From: Scott Chase (ecphoric@hotmail.com)
Date: Wed 05 Mar 2003 - 06:58:50 GMT
>From: "Wade T. Smith" <wade.t.smith@verizon.net>
>Reply-To: memetics@mmu.ac.uk
>To: memetics@mmu.ac.uk
>Subject: Re: memetics-digest V1 #1299
>Date: Mon, 3 Mar 2003 07:47:44 -0500
>
>
>On Sunday, March 2, 2003, at 11:06 PM, memetics-digest wrote:
>
>>If you reproduced one of the artifacts
>>left by an Indian tribe to the degree that it couldn't be distinguished 
>>from
>>the original, wouldn't you have received the information contained in the
>>making of it?
>
>No. Please explain how I could? Xerox is not culture.
>
>
Going through the pains of handwriting an essay in cursive and photocopying 
that essay are not the same. You might make a good copy of a tool, but you 
may not now the context that was the undercurrent for creating that tool. 

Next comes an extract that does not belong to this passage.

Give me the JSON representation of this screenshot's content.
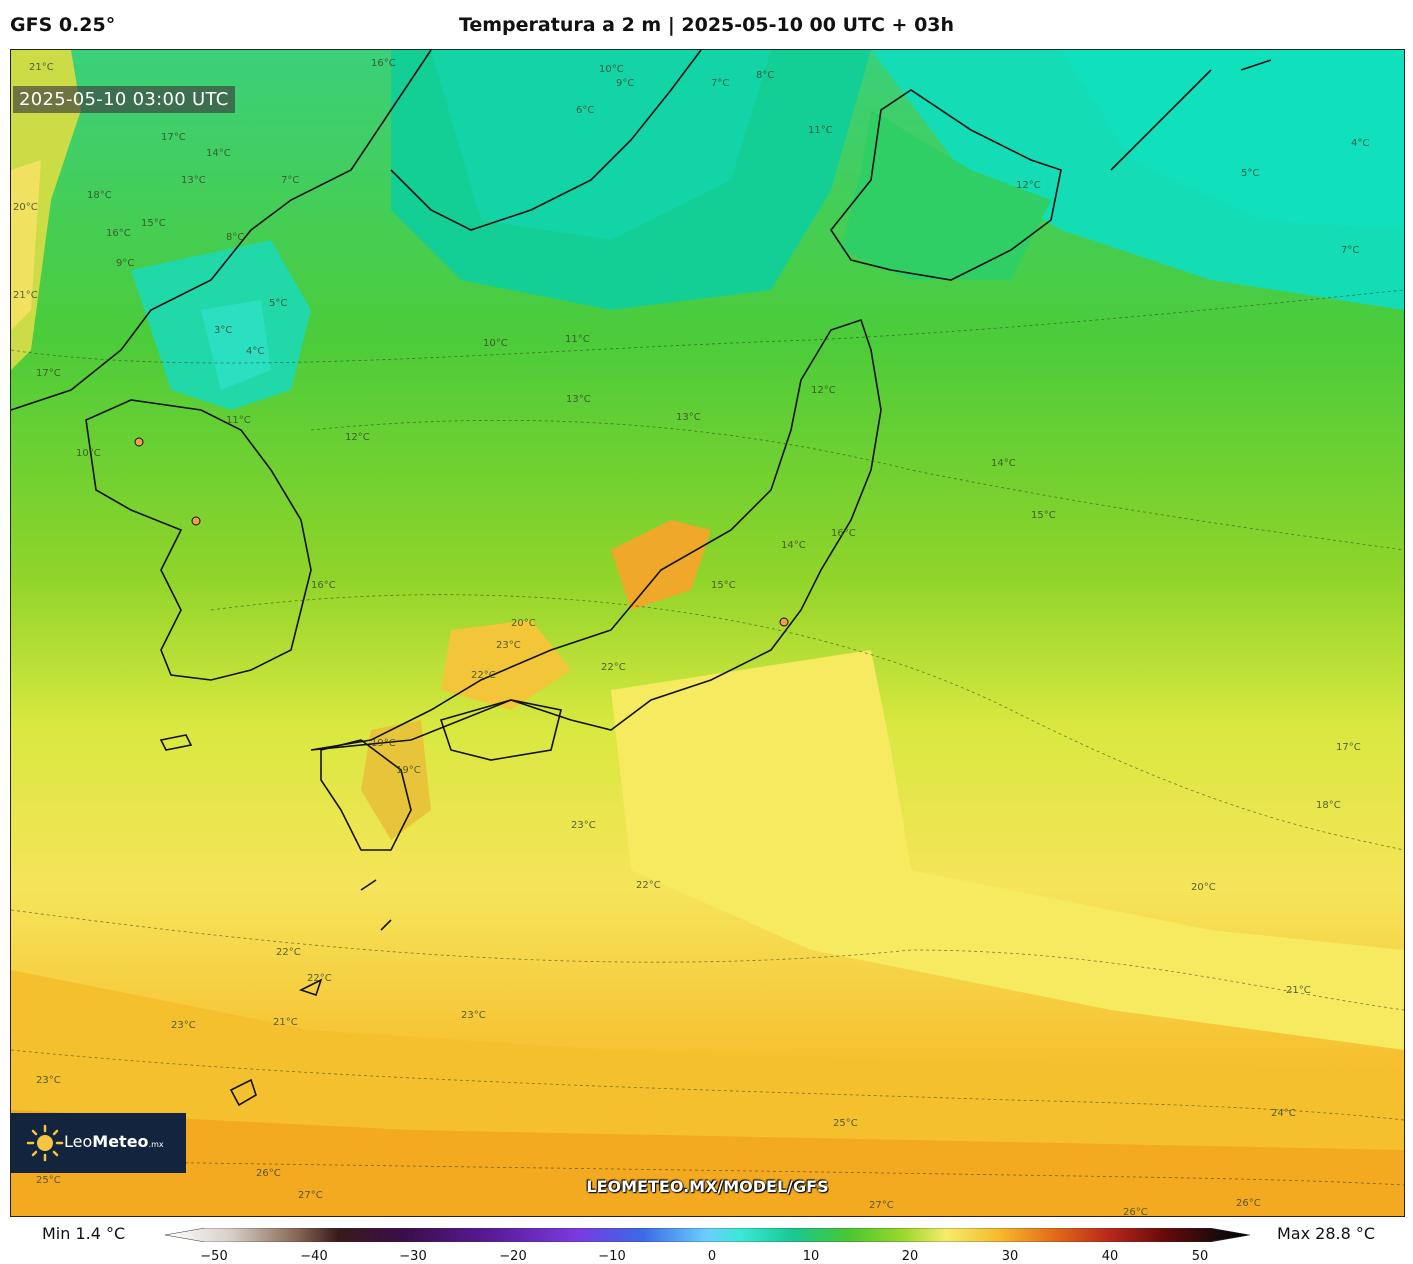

What if there was a ritual or ceremony involved in creating an artifact, but 
we have no clue as preserve in the historical record as to what these may 
have been. We can use a certan method to reconstruct thse tool, but how do 
we know we are gathering materials in the same way as the original or using 
the same method of construction? How would we know hat manner in with the 
gathering and construction methods were passed from generation to 
generation? How would we have a clue as to the milieu that the artifact was 
immersed within if this crucial information has been lost forever?